Note. The following methods are model-agnostic, meaning they do not have access to the internal structure of the model. In this way, the methods are not restricted to specific models, not libraries.
- Feature Importances. Identify important dimensions and present their relative importance. One method for feature importance is Lime: Makes a mini-dataset of perturbations and the effects each one has on the classification output. On this dataset, you can train a sparse linear regression where you get to see the most important parts of the input that made the classifier produce its output. The less important areas are greyed out. That final output from the regressor is our explantation because it will help us understand based on what features is the output generated - and, consequently, we will know if the output is based on the wrong features.
- Rule Based. Look at surfaces and find the sufficient conditions for the prediction to stay the same. As long as those conditions stay the same, the output will remain. Anchors, one example of a rule-based technique, gives us very clear rules on which the decision is based and, in turn, allows us to understand what to do if we need the output to change.

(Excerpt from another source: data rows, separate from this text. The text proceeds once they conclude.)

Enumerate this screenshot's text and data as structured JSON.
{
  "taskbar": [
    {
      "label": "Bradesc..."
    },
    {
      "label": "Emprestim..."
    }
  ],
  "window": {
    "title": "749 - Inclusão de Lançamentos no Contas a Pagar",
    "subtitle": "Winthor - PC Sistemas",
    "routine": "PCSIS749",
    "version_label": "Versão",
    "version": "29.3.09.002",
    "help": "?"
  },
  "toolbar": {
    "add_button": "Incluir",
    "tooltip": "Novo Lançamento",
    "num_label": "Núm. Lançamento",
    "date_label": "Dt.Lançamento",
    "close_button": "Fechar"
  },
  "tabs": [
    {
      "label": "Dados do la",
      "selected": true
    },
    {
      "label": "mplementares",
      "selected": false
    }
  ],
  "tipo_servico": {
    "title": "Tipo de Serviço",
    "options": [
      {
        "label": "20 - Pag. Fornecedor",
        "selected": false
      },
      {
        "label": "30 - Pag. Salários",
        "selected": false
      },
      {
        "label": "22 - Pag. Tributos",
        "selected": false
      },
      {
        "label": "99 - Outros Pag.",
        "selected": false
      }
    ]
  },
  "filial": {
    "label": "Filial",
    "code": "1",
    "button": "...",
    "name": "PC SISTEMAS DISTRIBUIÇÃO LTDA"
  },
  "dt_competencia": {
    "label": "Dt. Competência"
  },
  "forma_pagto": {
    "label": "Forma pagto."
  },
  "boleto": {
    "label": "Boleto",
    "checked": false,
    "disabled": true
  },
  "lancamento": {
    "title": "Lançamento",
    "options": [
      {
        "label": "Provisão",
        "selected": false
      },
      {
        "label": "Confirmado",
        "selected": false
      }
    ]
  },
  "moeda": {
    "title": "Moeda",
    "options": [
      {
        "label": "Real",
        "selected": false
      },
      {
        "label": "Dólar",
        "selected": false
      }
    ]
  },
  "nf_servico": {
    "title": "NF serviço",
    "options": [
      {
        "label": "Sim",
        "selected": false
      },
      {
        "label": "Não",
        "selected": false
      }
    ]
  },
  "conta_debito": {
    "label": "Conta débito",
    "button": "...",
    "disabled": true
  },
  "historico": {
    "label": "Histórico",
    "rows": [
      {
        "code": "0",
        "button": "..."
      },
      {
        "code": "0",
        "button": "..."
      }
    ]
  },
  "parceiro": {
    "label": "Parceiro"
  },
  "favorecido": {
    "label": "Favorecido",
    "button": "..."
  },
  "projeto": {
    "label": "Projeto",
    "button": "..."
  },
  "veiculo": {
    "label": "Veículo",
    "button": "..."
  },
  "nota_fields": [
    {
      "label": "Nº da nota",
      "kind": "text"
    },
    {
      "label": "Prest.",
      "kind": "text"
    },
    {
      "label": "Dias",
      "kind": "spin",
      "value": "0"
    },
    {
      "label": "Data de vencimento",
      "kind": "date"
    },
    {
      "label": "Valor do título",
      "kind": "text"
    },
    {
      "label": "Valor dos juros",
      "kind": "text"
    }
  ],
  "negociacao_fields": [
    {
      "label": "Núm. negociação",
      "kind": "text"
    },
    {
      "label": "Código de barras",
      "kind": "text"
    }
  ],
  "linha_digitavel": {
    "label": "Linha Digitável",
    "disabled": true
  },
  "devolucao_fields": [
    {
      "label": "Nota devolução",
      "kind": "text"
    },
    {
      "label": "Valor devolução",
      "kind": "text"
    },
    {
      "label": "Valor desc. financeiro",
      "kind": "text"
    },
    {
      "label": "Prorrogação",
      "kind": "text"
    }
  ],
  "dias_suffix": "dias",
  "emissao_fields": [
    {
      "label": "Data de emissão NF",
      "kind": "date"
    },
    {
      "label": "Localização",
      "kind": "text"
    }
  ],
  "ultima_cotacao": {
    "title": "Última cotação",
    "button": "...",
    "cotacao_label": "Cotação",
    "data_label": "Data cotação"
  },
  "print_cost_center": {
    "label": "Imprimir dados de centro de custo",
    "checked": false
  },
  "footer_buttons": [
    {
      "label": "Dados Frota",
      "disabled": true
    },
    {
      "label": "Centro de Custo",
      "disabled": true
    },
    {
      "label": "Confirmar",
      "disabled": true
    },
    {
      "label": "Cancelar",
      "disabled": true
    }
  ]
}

- Salience Maps. What parts of the input are most relevant for the model's prediction? Methods include input gradient - corresponding to the derivative of a particular logit score for a given class with respect to the input. This gradient is the same size of the input and you can visualize it in the form of a heatmap. It can be visually noisy and difficult to interpret -, smoothGrad - average input-gradients of noisy examples -, integrated gradients - compute a path integral from a baseline all the way to the input that you want to explain -, Modified backdrop approaches - compute feature relevance by modifying the back-propagation via positive aggregation.
- Prototype Approaches. Explain a model with synthetic or natural input examples. These approaches help to gain insights into the kind of input the model is most likely to misclassify, identify the input examples that are mislabeled, and the kind of input that activates an internal neuron. Example methods are training point ranking via influence functions - they answer the question: given an input can you rank the training points that have the most influence on the test loss for a particular new input? These approaches can be difficult to scale -, activation maximization - identify examples, synthetic or natural, that strongly activate a function (neuron) of interest.
- Counterfactuals. Capture what features need to be changed and by how much to flip a model's prediction? i.e., to reverse an unfavorable outcome. It helps provide a recourse for individuals who are affected by an algorithm's decision. Methods include minimum distance counterfactuals - the choice of the distance metric dictates what kind of counterfactuals are chosen -, feasible and least cost counterfactuals - end users can input constraints in order to generate feasible counterfactuals -, casually feasible counterfactuals - account for feature interactions when generating counterfactuals.
Post hoc explanations approximate the behavior of a black-box by extracting relationships between feature values and the predictions. Several local explanation methods are model-agnostic, meaning they do not have access to the internal structure of the model. Among these methods are feature importances, rule-based, saliency maps, and counterfactuals.
We will look at global explanations in the next part of this series.